Poplar (Liriodendron tulipifera)
The yellow poplar is also called the "tulip tree" because of its tulip-flower shaped leaves. It is one of the tallest (up to 120 feet!) and most distinctive eastern North American hardwood trees. Its long, arrow-straight trunk, which may be two to three feet in diameter, reaches high up into a small, oblong crown of branches and foliage. These tall, straight trees stand like supporting pillars for the very forest itself.
Bark and Leaves
The bark of a mature yellow poplar is dark gray and deeply furrowed into long, rough, interconnecting ridges that are separated by lighter gray fissures. The leaves are four to six inches in diameter with four lobes that are notched into the rough "tulip-flower" shape.

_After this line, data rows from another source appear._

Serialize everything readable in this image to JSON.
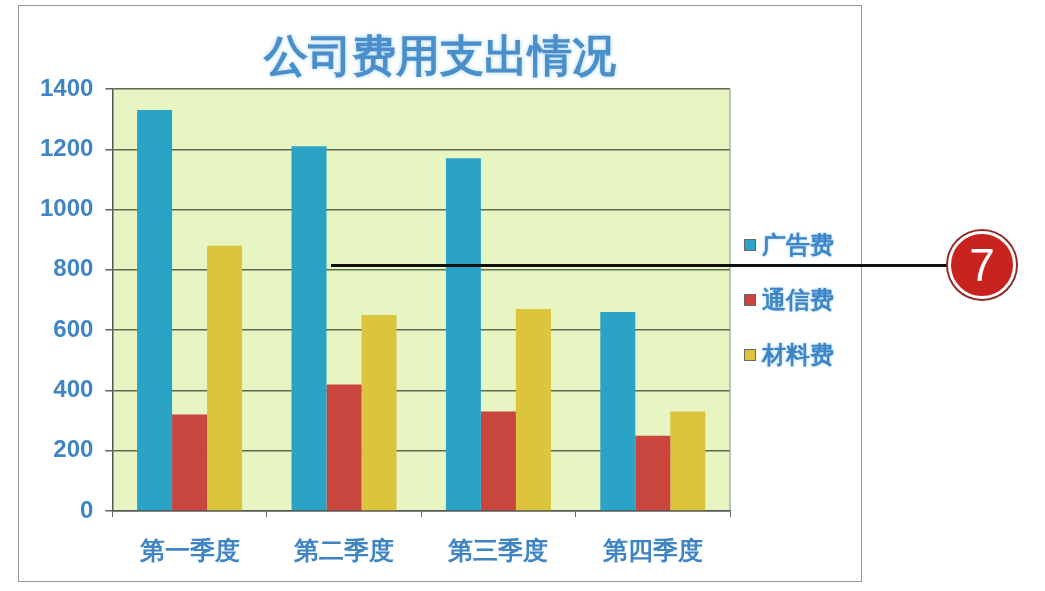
{
  "chart_data": {
    "type": "bar",
    "title": "公司费用支出情况",
    "categories": [
      "第一季度",
      "第二季度",
      "第三季度",
      "第四季度"
    ],
    "series": [
      {
        "name": "广告费",
        "color": "#2ba3c7",
        "values": [
          1330,
          1210,
          1170,
          660
        ]
      },
      {
        "name": "通信费",
        "color": "#c9463e",
        "values": [
          320,
          420,
          330,
          250
        ]
      },
      {
        "name": "材料费",
        "color": "#dcc43c",
        "values": [
          880,
          650,
          670,
          330
        ]
      }
    ],
    "ylim": [
      0,
      1400
    ],
    "yticks": [
      0,
      200,
      400,
      600,
      800,
      1000,
      1200,
      1400
    ],
    "grid": "y",
    "legend": "right",
    "annotations": [
      "7"
    ]
  }
}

The leaves are attached to their twigs and branches by long (five to six inch) petioles which allow the leaves to rotate very freely even in very light breezes.
The yellow poplar flowers in the early spring (late April to early May on the Nature Trail). The flowers are large, cup shaped and showy with six greenish-yellow and orange petals. They are found at the ends of the leafy twigs high up in the tree canopy (often you have to use binoculars to see them!). These beautiful flowers are pollinated especially by honey bees. The fruits which form from these pollinated flowers are cone-shaped masses of many, one to one and a half inch, narrow winged samara (seeds plus 'wings' to aid dispersal). These samara begin to be shed in the autumn and will continue to fall to the forest floor through the winter.
Poplar seedlings that form from these samara do not grow well in the shaded conditions of the forest floor. When sunny gaps form in the canopy, however, these seedlings will grow at an incredible rate. It only takes fifty years, for example, for a yellow poplar to reach its maximum 120 foot height.
Poplar Wood and Longevity
The soft wood of the yellow poplar makes it very valuable tree for making furniture, toys and musical instruments but it also limits the longevity and survival of individual trees and contributes to a rapid cycle of sun gap formation. Yellow poplar trunks are easily broken by strong winds. There are many examples of broken and fallen yellow poplars all along the Nature Trail. This process of wind break opens up sunny, canopy gaps for new yellow poplar seedlings. A yellow
poplar forest is in an almost continuous process of dynamic destruction and rapid re-growth.
The yellow poplar is found most typically in mixed hardwood forests (intermixed with oaks, hickories, American beech, maples, black cherry and basswood) but is also found in association with a number of conifers (including white pine and hemlock). The key to the persistence of the yellow poplar in these forest associations is not the permanence of the individual trees, but rather the speed and robustness of its re-growth and replacement.